Otherwise, a product backlog just accumulates more and more over time. That task of “learn to dance the Macarena” that’s been on my personal backlog since 1995 just got deleted. By this point, it’s not happening.
Keep Items You Aren’t Ready for Off the Product Backlog
For a handful of years, I’ve had a lot of success keeping product backlogs manageable by maintaining a separate list of items that the product owner wants but isn’t truly ready to have the team work on.
I refer to this as a holding tank. A holding tank allows me to restrict the product backlog to items that are desired immediately. The holding tank contains items that are either not quite ready or may not be needed after all.
I think of the difference like this: The product backlog contains all the things the product owner wants and can answer questions about right now.
The holding tank contains things the product owner probably wants but either hasn’t thought through in enough detail or may decide aren’t needed after all.
I’ve found this approach extremely helpful because it leads to an immediate reduction in the size of the product backlog as items are moved from it and into another temporary holding place.
Metaphorically, you can think of the difference between a product backlog and holding tank as simply a line drawn below some item in the product backlog. Above that line are the items the product owner would pay the team tonight to deliver; below it are items that could change or aren’t well understood yet.
More practically, what I’ll do in whatever tool I’m using is create a second project, name it the holding tank, and move items to it from the product backlog.
Doing this allows the team to focus on the much smaller set of items that form their product backlog.
Periodically Review the Product Backlog
The third step in keeping your product backlog to a reasonable size is to institute a regular review process. Nothing fancy is needed here. It can be as simple as the product owner reviewing the product backlog and deleting or moving items as described above. I think doing this quarterly is best.
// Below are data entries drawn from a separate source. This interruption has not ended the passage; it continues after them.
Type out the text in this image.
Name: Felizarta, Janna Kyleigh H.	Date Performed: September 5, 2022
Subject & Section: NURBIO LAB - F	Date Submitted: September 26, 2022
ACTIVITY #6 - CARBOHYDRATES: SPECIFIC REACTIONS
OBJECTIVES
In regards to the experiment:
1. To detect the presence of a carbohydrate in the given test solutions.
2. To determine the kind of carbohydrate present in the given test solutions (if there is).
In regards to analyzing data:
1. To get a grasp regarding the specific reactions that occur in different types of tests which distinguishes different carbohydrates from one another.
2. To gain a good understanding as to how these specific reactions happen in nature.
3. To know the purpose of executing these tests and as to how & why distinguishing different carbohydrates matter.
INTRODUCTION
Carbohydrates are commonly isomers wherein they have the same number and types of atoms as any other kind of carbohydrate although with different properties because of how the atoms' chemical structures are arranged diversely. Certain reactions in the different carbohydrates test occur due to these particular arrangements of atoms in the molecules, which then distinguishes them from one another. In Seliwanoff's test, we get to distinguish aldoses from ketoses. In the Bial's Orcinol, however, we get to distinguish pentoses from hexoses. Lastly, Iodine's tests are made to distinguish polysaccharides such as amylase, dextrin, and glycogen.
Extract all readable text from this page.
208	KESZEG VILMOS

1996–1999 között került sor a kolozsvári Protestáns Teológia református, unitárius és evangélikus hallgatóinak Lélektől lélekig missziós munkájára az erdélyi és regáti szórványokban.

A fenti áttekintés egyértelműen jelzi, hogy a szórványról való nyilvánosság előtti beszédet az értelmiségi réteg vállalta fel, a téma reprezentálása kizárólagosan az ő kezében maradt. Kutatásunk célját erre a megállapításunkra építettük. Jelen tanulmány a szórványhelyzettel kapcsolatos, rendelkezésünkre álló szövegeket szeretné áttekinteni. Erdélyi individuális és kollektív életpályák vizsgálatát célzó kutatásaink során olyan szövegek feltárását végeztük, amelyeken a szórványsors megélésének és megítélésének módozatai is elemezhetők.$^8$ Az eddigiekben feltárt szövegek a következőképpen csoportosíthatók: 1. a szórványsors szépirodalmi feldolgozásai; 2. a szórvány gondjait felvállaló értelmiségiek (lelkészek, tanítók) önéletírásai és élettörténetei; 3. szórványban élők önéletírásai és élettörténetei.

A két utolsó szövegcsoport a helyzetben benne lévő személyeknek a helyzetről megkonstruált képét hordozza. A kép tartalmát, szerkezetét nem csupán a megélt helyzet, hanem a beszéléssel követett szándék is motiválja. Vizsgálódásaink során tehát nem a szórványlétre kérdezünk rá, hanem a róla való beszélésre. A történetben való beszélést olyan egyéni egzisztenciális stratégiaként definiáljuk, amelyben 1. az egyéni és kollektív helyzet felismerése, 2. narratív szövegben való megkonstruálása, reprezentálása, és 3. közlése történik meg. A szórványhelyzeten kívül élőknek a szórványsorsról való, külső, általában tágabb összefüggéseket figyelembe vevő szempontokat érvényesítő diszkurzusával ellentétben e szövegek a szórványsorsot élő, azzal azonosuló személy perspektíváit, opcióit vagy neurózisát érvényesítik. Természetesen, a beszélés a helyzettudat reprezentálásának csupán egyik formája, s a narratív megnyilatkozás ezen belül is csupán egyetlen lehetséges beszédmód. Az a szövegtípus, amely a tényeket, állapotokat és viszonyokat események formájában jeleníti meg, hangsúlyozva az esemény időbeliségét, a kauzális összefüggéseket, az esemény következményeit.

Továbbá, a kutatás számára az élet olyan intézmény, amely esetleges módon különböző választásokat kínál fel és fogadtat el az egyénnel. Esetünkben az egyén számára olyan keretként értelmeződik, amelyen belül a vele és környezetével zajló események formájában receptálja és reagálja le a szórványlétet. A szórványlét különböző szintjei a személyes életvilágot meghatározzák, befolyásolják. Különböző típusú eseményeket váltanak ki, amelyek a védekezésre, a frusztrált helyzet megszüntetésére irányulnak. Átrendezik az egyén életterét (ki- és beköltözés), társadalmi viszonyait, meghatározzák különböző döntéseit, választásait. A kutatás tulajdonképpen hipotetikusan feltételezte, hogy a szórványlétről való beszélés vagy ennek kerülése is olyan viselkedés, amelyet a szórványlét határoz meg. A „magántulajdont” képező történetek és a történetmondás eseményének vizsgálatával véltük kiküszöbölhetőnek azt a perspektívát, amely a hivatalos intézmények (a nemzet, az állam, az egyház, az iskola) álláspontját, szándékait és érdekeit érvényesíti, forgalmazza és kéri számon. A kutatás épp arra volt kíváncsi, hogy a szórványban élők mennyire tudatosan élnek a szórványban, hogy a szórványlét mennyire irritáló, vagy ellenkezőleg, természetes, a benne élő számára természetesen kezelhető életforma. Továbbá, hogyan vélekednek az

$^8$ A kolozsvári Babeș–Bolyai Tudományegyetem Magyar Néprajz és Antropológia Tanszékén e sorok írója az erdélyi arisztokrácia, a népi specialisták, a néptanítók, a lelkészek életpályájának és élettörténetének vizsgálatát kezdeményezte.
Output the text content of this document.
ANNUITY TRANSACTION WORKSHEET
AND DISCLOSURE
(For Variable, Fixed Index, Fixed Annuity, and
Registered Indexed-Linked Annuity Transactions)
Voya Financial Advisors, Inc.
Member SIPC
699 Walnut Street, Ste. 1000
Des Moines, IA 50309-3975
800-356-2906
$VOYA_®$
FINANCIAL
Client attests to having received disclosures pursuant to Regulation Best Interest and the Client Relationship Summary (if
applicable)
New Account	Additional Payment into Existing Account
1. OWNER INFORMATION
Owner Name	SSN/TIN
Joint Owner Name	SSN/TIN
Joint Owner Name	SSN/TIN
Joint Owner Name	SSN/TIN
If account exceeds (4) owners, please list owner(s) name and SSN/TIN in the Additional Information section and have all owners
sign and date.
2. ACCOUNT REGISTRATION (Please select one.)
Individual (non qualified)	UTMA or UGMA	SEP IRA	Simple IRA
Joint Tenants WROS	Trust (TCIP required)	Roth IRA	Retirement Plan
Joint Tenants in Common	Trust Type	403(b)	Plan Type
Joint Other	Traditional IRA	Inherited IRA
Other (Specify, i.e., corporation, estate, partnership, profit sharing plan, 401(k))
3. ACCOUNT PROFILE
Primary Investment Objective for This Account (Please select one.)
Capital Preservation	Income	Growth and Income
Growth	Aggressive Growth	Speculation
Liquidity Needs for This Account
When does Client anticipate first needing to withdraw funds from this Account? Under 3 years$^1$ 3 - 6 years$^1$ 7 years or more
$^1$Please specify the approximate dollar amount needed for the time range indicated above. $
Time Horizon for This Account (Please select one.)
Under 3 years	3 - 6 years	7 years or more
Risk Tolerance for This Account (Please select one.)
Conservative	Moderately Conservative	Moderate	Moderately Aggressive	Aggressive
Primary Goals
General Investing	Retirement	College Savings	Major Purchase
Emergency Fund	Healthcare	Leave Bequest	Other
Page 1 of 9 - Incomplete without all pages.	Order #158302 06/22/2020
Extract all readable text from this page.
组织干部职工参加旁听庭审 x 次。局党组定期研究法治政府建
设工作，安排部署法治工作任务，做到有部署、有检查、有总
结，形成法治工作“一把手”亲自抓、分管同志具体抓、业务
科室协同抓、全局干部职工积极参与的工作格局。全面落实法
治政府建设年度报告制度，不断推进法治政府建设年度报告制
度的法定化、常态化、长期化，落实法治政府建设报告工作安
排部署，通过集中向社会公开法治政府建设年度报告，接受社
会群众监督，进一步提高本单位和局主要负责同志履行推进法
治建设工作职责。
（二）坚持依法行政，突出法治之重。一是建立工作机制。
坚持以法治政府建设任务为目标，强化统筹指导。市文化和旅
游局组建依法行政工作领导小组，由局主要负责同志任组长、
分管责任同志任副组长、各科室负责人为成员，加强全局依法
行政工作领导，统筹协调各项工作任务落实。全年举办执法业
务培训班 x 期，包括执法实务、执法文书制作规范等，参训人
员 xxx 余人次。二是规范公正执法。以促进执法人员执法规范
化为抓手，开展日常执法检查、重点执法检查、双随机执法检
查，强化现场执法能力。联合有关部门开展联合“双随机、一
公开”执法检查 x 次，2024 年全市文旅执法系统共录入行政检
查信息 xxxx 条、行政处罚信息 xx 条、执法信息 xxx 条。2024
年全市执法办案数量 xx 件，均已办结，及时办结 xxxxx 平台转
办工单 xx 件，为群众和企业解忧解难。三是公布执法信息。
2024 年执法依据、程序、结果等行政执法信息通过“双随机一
Don’t Add Things Unless You Plan to Do Them Fairly Soon
Finally, if you want to keep your product backlog small and manageable, you need to be disciplined in not adding items to the backlog unless you fully intend to do them.
Most product backlogs become unwieldy because it was easier for a product owner to say, “I’ll put it on the product backlog” than to tell someone their feature would never see the light of day.
To keep a product backlog in good shape, product owners need to learn to say no or not now. I’ve found that the other tips in this article help them in doing that.